Sözleşme konusu. Sözleşmenin konusu, üzerinde akdedildiği nesnedir. Sözleşmelerin yükümlülük türlerinden biri olması nedeniyle, konusu yükümlülüğe konu olabilecek herhangi bir şey olabilir: genel ve bireysel olarak tanımlanmış şeyler, maddi ve maddi olmayan şeyler; ayrıca özel bir yükümlülük nesnesi - para ve faiz.

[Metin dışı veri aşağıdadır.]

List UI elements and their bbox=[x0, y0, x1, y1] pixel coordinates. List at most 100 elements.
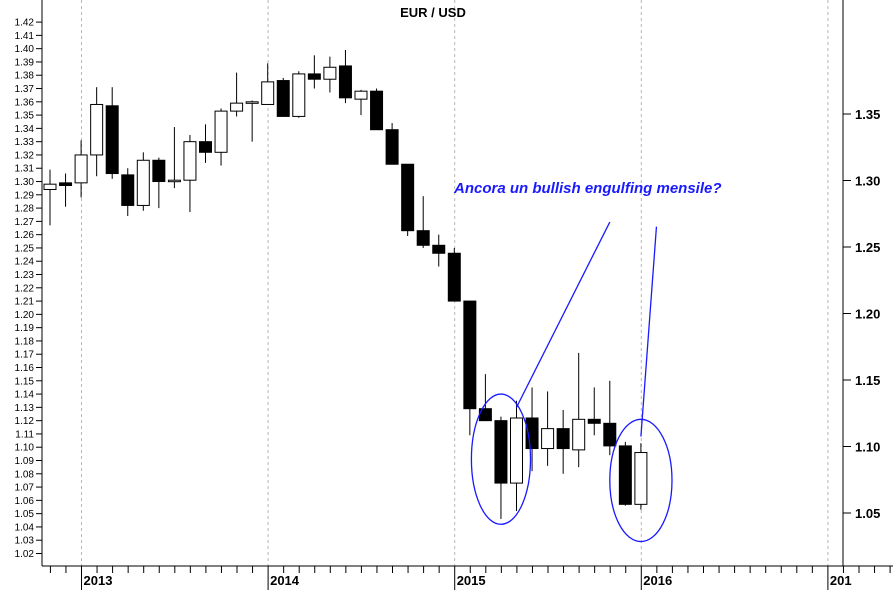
candle bbox=[385, 123, 399, 165]
candle bbox=[634, 443, 648, 510]
left-tick-label: 1.25 bbox=[15, 243, 35, 254]
left-tick-label: 1.17 bbox=[15, 350, 35, 361]
left-tick-label: 1.21 bbox=[15, 297, 35, 308]
candle-body-up bbox=[136, 159, 150, 206]
candle bbox=[43, 169, 57, 226]
candle-body-up bbox=[354, 90, 368, 100]
candle-body-down bbox=[385, 129, 399, 165]
left-tick-group: 1.42 1.41 1.40 1.39 1.38 1.37 1.36 1.35 1.34 1.33… bbox=[15, 18, 42, 560]
left-tick-label: 1.20 bbox=[15, 310, 35, 321]
candle bbox=[603, 380, 617, 456]
left-tick-label: 1.06 bbox=[15, 496, 35, 507]
candle bbox=[74, 140, 88, 198]
left-tick-label: 1.16 bbox=[15, 363, 35, 374]
candle-body-down bbox=[152, 159, 166, 183]
left-tick-label: 1.37 bbox=[15, 84, 35, 95]
left-tick-label: 1.19 bbox=[15, 323, 35, 334]
left-tick-label: 1.34 bbox=[15, 124, 35, 135]
left-tick-label: 1.03 bbox=[15, 536, 35, 547]
annotation-line bbox=[640, 226, 658, 437]
left-tick-label: 1.35 bbox=[15, 111, 35, 122]
candle bbox=[307, 55, 321, 89]
left-tick-label: 1.09 bbox=[15, 456, 35, 467]
candle-body-down bbox=[276, 80, 290, 117]
candle-body-down bbox=[199, 141, 212, 153]
candle bbox=[199, 124, 212, 163]
left-tick-label: 1.12 bbox=[15, 416, 35, 427]
candle bbox=[401, 163, 415, 236]
candle bbox=[447, 247, 461, 302]
chart-title: EUR / USD bbox=[400, 5, 466, 20]
left-tick-label: 1.39 bbox=[15, 57, 35, 68]
annotation-ellipse bbox=[609, 418, 673, 543]
right-tick-label: 1.10 bbox=[855, 440, 880, 455]
candle-body-up bbox=[541, 428, 555, 450]
candle-body-up bbox=[510, 417, 523, 484]
candle bbox=[152, 157, 166, 209]
left-tick-label: 1.04 bbox=[15, 522, 35, 533]
candle bbox=[121, 168, 135, 217]
candle bbox=[338, 49, 352, 104]
candle-body-up bbox=[634, 452, 648, 505]
left-tick-label: 1.08 bbox=[15, 469, 35, 480]
right-tick-label: 1.15 bbox=[855, 373, 880, 388]
candle-body-down bbox=[556, 428, 570, 450]
candle-body-down bbox=[370, 90, 384, 131]
left-tick-label: 1.40 bbox=[15, 44, 35, 55]
left-tick-label: 1.27 bbox=[15, 217, 35, 228]
candle bbox=[354, 89, 368, 116]
candle-body-up bbox=[292, 73, 306, 117]
candle bbox=[618, 441, 632, 506]
right-tick-label: 1.30 bbox=[855, 174, 880, 189]
left-tick-label: 1.33 bbox=[15, 137, 35, 148]
left-tick-label: 1.38 bbox=[15, 71, 35, 82]
candle bbox=[245, 100, 259, 142]
candle bbox=[292, 71, 306, 118]
left-tick-label: 1.23 bbox=[15, 270, 35, 281]
candle-body-up bbox=[245, 101, 259, 104]
left-tick-label: 1.15 bbox=[15, 376, 35, 387]
annotation-text: Ancora un bullish engulfing mensile? bbox=[453, 180, 722, 197]
candle bbox=[214, 108, 228, 166]
candle-body-up bbox=[183, 141, 197, 181]
right-tick-label: 1.35 bbox=[855, 107, 880, 122]
annotation-ellipse bbox=[470, 393, 532, 525]
left-tick-label: 1.05 bbox=[15, 509, 35, 520]
left-tick-label: 1.02 bbox=[15, 549, 35, 560]
annotation-layer bbox=[470, 221, 673, 543]
candle-body-down bbox=[432, 244, 446, 254]
candle bbox=[136, 152, 150, 211]
candle bbox=[510, 400, 523, 511]
candle bbox=[105, 87, 119, 179]
candle-body-down bbox=[494, 420, 508, 484]
candle bbox=[432, 234, 446, 267]
right-tick-label: 1.05 bbox=[855, 506, 880, 521]
candle bbox=[463, 300, 477, 436]
left-tick-label: 1.30 bbox=[15, 177, 35, 188]
candle-body-down bbox=[447, 252, 461, 302]
year-label: 2013 bbox=[84, 573, 113, 588]
left-tick-label: 1.36 bbox=[15, 97, 35, 108]
x-axis-tick-group: 2013 2014 2015 2016 201 bbox=[49, 566, 891, 590]
axis-layer bbox=[41, 0, 893, 567]
candle-body-down bbox=[401, 163, 415, 232]
candle-body-down bbox=[105, 105, 119, 175]
left-tick-label: 1.14 bbox=[15, 390, 35, 401]
left-tick-label: 1.13 bbox=[15, 403, 35, 414]
candle bbox=[541, 391, 555, 466]
candle bbox=[416, 196, 430, 248]
candle bbox=[59, 173, 73, 207]
left-tick-label: 1.41 bbox=[15, 31, 35, 42]
candle-body-down bbox=[618, 445, 632, 505]
candle bbox=[572, 352, 586, 468]
candle-body-up bbox=[90, 103, 104, 156]
left-tick-label: 1.11 bbox=[15, 429, 34, 440]
candle bbox=[183, 135, 197, 213]
candle-body-up bbox=[230, 102, 244, 112]
candlestick-series bbox=[43, 49, 648, 519]
left-tick-label: 1.22 bbox=[15, 283, 35, 294]
left-tick-label: 1.07 bbox=[15, 483, 35, 494]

Sözleşmenin konusunu oluşturan eylem kesin olmalıdır (örneğin, şu veya bu miktarda para sağlamak). Yükümlülüğün içeriği sözleşmede belirtilmelidir. Ancak, sözleşmede alternatif bir yükümlülük yer alabilir, yani bir seçimle bağlantılı olabilir (örneğin, borçlu bir şey veya belirli bir miktar para sağlamalıdır).

Eylem mümkün olmalıdır. Roma hukukçuları, konunun imkansız olması durumunda sözleşme ve yükümlülük olmadığına inanıyorlardı. İmkansızlık fiziksel olabilir (var olmayan bir şeyi satmak); yasal (dolaşımdan çekilen bir şeyin satışı); ahlaki, yani ahlakın veya dinin gereklerine aykırı (çalınılanı satma yükümlülüğü).

Sözleşmenin kurulmasından sonra eylemin imkansızlığı ortaya çıktığında (örneğin, sözleşmenin kurulmasını takip eden bir yangın sonucu eşyanın tahrip olması) gerçekleşebilir. Bu durumda borcun geçerliliği, ifa imkansızlığına yol açan durumun meydana gelmesinden borçlunun sorumlu olup olmamasına bağlıydı. Bu ya kanunla ya da sözleşmeyle belirlenir.

Eylem yasal olmalıdır. Sözleşmenin konusu, hukukun üstünlüğünü ihlal eden bir eylem olmamalıdır. Dolayısıyla tefeci faiz sözleşmesi geçersizdir.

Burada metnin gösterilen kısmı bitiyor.